Dopo queste cose, Dio mise alla prova Abramo e gli disse: «Abramo, Abramo!». Rispose: «Eccomi!». 2 Riprese: «Prendi tuo figlio, il tuo unico figlio che ami, Isacco, va' nel territorio di Moria e offrilo in olocausto su di un monte che io ti indicherò». 3 Abramo si alzò di buon mattino, sellò l'asino, prese con sé due servi e il figlio Isacco, spaccò la legna per l'olocausto e si mise in viaggio verso il luogo che Dio gli aveva indicato. 4 Il terzo giorno Abramo alzò gli occhi e da lontano vide quel luogo. 5 Allora Abramo disse ai suoi servi: «Fermatevi qui con l'asino; io e il ragazzo andremo fin lassù, ci prostreremo e poi ritorneremo da voi». 6 Abramo prese la legna dell'olocausto e la caricò sul figlio Isacco, prese in mano il fuoco e il coltello, poi proseguirono tutt'e due insieme. 7 Isacco si rivolse al padre Abramo e disse: «Padre mio!». Rispose: «Eccomi, figlio mio». Riprese: «Ecco qui il fuoco e la legna, ma dov'è l'agnello per l'olocausto?». 8 Abramo rispose: «Dio stesso provvederà l'agnello per l'olocausto, figlio mio!». Proseguirono tutt'e due insieme; 9 così arrivarono al luogo che Dio gli aveva indicato; qui Abramo costruì l'altare, collocò la legna, legò il figlio Isacco e lo depose sull'altare, sopra la legna. 10 Poi Abramo stese la mano e prese il coltello per immolare suo figlio. 11 Ma l'angelo del Signore lo chiamò dal cielo e gli disse: «Abramo, Abramo!». Rispose: «Eccomi!». 12 L'angelo disse: «Non stendere la mano contro il ragazzo e non fargli alcun male! Ora so che tu temi Dio e non mi hai rifiutato tuo figlio, il tuo unico figlio». 13 Allora Abramo alzò gli occhi e vide un ariete impigliato con le corna in un cespuglio. Abramo andò a prendere l'ariete e lo offrì in olocausto invece del figlio. 14 Abramo chiamò quel luogo: «Il Signore provvede», perciò oggi si dice: «Sul monte il Signore provvede».

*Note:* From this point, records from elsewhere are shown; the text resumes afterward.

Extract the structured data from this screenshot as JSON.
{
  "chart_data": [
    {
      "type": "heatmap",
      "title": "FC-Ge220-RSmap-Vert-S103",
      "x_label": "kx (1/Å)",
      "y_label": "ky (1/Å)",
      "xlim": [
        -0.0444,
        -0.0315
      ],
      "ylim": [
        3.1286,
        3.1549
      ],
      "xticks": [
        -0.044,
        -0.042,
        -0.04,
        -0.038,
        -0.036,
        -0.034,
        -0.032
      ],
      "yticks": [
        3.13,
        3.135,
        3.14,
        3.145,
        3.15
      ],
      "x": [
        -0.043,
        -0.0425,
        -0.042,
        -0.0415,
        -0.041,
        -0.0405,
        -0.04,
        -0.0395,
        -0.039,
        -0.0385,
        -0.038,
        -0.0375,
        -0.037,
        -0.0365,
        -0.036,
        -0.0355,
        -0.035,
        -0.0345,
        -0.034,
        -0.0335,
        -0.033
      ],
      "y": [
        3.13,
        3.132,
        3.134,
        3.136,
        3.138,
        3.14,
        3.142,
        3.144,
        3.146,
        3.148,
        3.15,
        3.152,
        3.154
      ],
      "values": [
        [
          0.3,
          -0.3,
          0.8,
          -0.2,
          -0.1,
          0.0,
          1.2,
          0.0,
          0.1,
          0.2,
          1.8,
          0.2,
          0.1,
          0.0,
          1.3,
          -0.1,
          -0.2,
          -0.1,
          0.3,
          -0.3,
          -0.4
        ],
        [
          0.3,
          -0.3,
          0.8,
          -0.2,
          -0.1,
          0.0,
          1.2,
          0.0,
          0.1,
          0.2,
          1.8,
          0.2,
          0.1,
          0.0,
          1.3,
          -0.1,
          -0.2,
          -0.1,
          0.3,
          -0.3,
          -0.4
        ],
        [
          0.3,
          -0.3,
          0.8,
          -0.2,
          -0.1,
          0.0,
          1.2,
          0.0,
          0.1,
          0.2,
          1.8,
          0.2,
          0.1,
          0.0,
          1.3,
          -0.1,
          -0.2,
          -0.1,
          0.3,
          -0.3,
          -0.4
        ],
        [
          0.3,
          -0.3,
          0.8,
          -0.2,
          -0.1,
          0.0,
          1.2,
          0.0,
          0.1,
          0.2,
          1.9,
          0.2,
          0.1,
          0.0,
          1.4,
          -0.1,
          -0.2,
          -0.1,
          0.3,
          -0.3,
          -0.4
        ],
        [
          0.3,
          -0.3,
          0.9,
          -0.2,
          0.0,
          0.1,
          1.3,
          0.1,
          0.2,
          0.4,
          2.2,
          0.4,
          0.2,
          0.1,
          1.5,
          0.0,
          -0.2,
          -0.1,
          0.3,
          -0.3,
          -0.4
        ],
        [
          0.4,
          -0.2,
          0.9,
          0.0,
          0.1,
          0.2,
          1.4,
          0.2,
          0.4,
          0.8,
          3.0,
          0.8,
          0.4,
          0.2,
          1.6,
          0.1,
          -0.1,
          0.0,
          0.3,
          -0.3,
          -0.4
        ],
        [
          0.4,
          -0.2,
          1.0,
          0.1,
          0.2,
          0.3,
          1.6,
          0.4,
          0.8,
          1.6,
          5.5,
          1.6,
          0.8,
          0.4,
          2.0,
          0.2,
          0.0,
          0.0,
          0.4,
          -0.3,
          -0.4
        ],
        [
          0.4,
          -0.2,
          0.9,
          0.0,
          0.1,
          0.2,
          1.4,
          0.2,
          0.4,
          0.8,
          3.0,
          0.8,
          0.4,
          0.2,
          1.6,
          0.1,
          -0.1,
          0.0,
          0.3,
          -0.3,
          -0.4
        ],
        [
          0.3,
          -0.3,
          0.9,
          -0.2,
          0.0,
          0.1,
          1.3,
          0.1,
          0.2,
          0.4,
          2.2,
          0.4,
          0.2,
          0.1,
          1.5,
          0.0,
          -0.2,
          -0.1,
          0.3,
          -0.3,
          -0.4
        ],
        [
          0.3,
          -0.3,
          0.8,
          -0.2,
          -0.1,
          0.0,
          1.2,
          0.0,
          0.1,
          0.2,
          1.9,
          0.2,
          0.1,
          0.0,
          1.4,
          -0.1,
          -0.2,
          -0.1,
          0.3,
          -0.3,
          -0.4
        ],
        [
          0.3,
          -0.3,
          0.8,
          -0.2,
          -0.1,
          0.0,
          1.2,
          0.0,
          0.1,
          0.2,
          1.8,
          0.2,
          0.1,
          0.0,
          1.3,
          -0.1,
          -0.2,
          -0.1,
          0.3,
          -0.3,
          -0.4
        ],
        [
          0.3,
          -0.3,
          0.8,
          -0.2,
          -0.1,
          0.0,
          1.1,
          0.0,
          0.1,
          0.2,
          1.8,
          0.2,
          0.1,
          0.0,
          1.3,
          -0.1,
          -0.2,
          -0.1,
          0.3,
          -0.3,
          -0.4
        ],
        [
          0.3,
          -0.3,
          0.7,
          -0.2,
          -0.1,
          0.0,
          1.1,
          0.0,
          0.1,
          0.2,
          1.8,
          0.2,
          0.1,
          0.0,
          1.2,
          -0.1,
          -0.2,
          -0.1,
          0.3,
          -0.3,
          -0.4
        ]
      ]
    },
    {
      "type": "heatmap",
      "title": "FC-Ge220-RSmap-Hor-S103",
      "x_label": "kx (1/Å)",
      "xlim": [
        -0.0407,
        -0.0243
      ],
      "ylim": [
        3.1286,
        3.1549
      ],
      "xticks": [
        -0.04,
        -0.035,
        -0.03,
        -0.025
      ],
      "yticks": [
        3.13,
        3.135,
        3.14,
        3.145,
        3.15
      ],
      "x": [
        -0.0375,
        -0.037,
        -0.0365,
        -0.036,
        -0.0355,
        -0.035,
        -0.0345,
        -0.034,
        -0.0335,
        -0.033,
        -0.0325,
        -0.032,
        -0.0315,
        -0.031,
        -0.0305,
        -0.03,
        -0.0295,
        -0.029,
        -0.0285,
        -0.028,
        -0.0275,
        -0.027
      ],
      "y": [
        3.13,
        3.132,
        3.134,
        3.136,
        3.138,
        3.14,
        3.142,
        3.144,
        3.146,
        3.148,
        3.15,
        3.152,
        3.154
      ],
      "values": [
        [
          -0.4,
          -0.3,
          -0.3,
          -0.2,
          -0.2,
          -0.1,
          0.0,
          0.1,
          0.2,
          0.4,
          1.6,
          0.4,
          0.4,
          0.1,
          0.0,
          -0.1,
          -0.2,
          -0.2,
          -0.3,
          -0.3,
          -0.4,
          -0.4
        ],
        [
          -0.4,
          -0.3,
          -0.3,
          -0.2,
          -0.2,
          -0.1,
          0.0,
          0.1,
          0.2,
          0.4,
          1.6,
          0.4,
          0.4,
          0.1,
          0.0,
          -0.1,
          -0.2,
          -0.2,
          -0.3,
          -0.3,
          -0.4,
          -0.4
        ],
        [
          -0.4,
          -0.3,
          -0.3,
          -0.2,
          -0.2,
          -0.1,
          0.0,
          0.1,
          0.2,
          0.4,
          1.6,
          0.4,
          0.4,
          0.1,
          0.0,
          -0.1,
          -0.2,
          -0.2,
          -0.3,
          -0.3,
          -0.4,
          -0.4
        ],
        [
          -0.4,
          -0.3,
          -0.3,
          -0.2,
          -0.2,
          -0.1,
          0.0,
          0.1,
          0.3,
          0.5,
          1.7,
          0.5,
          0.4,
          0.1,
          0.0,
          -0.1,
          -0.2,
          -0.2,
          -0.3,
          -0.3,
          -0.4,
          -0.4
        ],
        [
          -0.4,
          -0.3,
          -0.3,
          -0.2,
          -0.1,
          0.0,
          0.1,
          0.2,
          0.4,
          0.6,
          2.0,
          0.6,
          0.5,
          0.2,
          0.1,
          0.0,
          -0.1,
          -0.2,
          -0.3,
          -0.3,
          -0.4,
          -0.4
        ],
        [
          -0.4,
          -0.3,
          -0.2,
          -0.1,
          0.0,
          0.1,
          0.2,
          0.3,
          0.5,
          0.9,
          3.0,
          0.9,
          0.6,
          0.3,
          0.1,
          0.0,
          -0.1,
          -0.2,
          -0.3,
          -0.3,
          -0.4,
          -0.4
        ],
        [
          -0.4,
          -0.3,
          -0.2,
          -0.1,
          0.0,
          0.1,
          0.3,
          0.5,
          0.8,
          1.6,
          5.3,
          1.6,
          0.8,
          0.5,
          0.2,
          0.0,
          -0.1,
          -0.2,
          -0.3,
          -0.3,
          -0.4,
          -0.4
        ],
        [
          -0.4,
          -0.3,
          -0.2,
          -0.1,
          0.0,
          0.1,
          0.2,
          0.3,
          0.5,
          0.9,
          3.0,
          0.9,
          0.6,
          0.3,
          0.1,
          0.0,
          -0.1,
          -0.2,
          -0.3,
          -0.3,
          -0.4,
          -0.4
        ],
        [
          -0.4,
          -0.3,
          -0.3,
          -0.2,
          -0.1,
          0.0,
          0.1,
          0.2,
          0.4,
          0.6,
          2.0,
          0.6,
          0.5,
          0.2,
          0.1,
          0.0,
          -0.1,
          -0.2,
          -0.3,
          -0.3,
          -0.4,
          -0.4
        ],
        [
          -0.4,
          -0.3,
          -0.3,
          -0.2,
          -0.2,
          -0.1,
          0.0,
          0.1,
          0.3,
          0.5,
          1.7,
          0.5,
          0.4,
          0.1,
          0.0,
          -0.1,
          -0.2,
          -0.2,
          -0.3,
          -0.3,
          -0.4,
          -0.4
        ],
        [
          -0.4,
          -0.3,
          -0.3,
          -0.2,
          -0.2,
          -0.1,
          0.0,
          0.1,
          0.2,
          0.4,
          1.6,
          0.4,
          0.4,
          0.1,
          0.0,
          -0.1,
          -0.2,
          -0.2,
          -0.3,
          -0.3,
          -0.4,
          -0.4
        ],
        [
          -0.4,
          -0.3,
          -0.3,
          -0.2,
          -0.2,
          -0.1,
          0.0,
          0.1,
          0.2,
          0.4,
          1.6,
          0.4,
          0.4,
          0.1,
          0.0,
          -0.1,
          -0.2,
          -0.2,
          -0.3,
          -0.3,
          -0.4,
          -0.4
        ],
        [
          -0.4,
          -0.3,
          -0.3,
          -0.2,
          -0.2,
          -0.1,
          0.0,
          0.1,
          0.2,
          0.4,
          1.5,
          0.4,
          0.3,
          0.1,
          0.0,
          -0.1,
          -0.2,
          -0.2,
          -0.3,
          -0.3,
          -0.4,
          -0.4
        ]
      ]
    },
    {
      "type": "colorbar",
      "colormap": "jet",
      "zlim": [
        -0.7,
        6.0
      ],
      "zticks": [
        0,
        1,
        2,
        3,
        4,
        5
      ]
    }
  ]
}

Quel giorno Abramo non disse nulla a nessuno. Quello che stava per fare era una cosa troppo irrazionale per poter essere compresa. Non era possibile spiegarla a nessuno, perché nessuno avrebbe capito. Dio parla ad ognuno di noi e chiede a ciascuno la sua risposta. Nel brano sembra che i singoli movimenti siano visti a rallentatore: questo artificio serve a evidenziare ancor di più la drammaticità dell'azione. Abramo non sapeva che era una tentazione, e di certo, non decise a cuor leggero. Sapeva, tuttavia, che nessun sacrificio sarebbe stato troppo grande, insieme a Dio. Se si fosse tirato indietro, il suo ritorno sarebbe stata una fuga. Il monte Moria non sarebbe stato l'Ararat, ma "il luogo in cui Abramo dubitò".

Il cristianesimo è un capovolgimento, e l'uomo deve scegliere capendo che la sua scelta spesso conduce all'assurdo. E il punto più alto dell'assurdo è, come già detto, la fede.